GAO Skewers United Launch Alliance Contract Plans

The WasteWatcher

The Evolved Expendable Launch Vehicle (EELV) program began in 1995 and was designed to allow the Department of Defense (DOD) access to space with the intention of reducing the cost of satellite launches by at least 25 percent while striving for up to 50 percent. Four contractors were initially approved to compete for the contract, but two EELVs were eventually selected: Boeing’s Delta IV and Lockheed Martin’s Atlas V.

In 2005, Boeing and Lockheed Martin announced plans to combine forces on the production, engineering, test, and launch operations on Delta and Atlas launch services. The joint venture was called the United Launch Alliance (ULA), and its supporters claimed that government procurements of launch vehicles for the DOD, National Reconnaissance Office (NRO), and the National Aeronautics and Space Administration (NASA) would be made cheaper and more efficient.

The Federal Trade Commission (FTC) saw things differently. Mergers between firms as large as Boeing and Lockheed Martin routinely raise eyebrows in the private sector, to say nothing of those involving taxpayer dollars. Citing the drastic reduction in contractor competition that would result, the FTC opposed the merger, only to back down from that stance when the DOD claimed that the deal’s national security benefits overshadowed the drawbacks of less competitive sourcing. At the time, Citizens Against Government Waste (CAGW) predicted that sole-source EELV contracting would result in higher costs to taxpayers and less innovation, as has been the case with countless other defense procurement projects.

In September 2008, the Government Accountability Office (GAO) expressed concerns over the lack of clarity and predictability of ULA’s cost estimate of $27 billion over a 12-year period. Many of those concerns stemmed from Boeing and Lockheed’s still-incomplete joint venture agreement. GAO revealed a staggering failure to perform due diligence by DOD, which “eliminated requirements on the program to produce data that would illuminate what impacts the transition is having on the program, what cost increases are occurring and why, and what other programmatic and technical vulnerabilities exist and how they are being addressed.” The same report noted that DOD did not have enough staff to perform “inherently governmental functions related to the expansion of oversight.”

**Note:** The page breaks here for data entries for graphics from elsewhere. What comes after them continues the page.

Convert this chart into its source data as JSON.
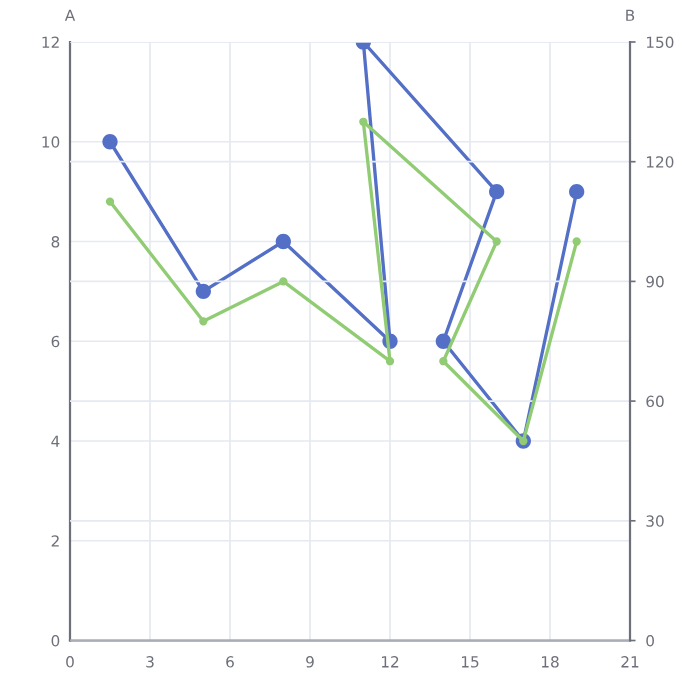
{
  "chart_data": {
    "type": "line",
    "ylabel": "A",
    "y2label": "B",
    "xlim": [
      0,
      21
    ],
    "xticks": [
      0,
      3,
      6,
      9,
      12,
      15,
      18,
      21
    ],
    "ylim": [
      0,
      12
    ],
    "yticks": [
      0,
      2,
      4,
      6,
      8,
      10,
      12
    ],
    "y2lim": [
      0,
      150
    ],
    "y2ticks": [
      0,
      30,
      60,
      90,
      120,
      150
    ],
    "grid": true,
    "marker": "circle",
    "line_style": "solid",
    "series": [
      {
        "color": "#5470c6",
        "x": [
          1.5,
          5,
          8,
          12,
          11,
          16,
          14,
          17,
          19
        ],
        "values": [
          10,
          7,
          8,
          6,
          12,
          9,
          6,
          4,
          9
        ]
      },
      {
        "color": "#91cc75",
        "axis": "y2",
        "x": [
          1.5,
          5,
          8,
          12,
          11,
          16,
          14,
          17,
          19
        ],
        "values": [
          110,
          80,
          90,
          70,
          130,
          100,
          70,
          50,
          100
        ]
      }
    ]
  }
}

In 2011, the DOD and NRO announced plans to spend $15 billion on EELV launch services between 2013 and 2017. DOD’s plan is to purchase eight booster cores each year for five years, an approach that is aimed at stabilizing the launch industrial base, for which the government is essentially the only buyer. However, a September, 2011 GAO report revealed that engine prices for ULA’s Atlas V and Delta IV launch vehicles are increasing, and that DOD “may lock in current unstable EELV engine prices before it has collected and fully analyzed the cost data it is pursuing.” To make matters worse, DOD’s decision to commission eight cores per year is based on ULA’s own estimate of the “minimum number it needs to keep production steady and maintain mission success,” rather than on actual DOD needs. As a result, DOD may be paying up front for boosters it will never use.

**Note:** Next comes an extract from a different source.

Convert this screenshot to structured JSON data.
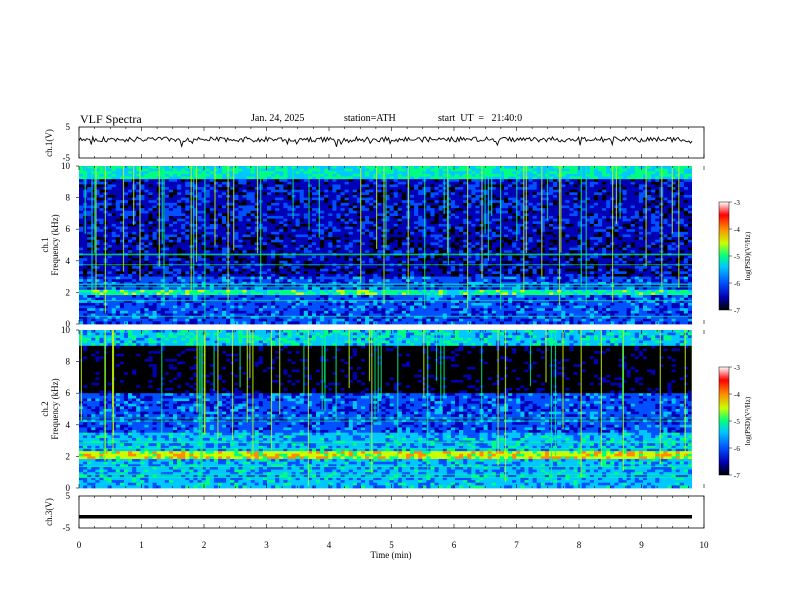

What seems clear is that sole-sourcing a project as important and expensive as EELV was a bad idea from the start, and that more competition should be introduced to the process as soon as possible. At the very least, finalizing contracts for 2013 and beyond should be delayed, since uncertainties surrounding NASA’s launch needs makes price estimation for the necessary boosters extremely inaccurate. According to the GAO, “DOD plans to allow new companies to compete for EELV launches once they can prove their launch vehicles are reliable,” but no DOD rubric exists to allow contractors other than ULA to demonstrate their reliability, despite the fact that President Bush urged more competition as early as 2004. Without changes to the program, taxpayers are likely to have needlessly paid for a lot of very expensive rockets, many of which stand the chance of burning nothing but money.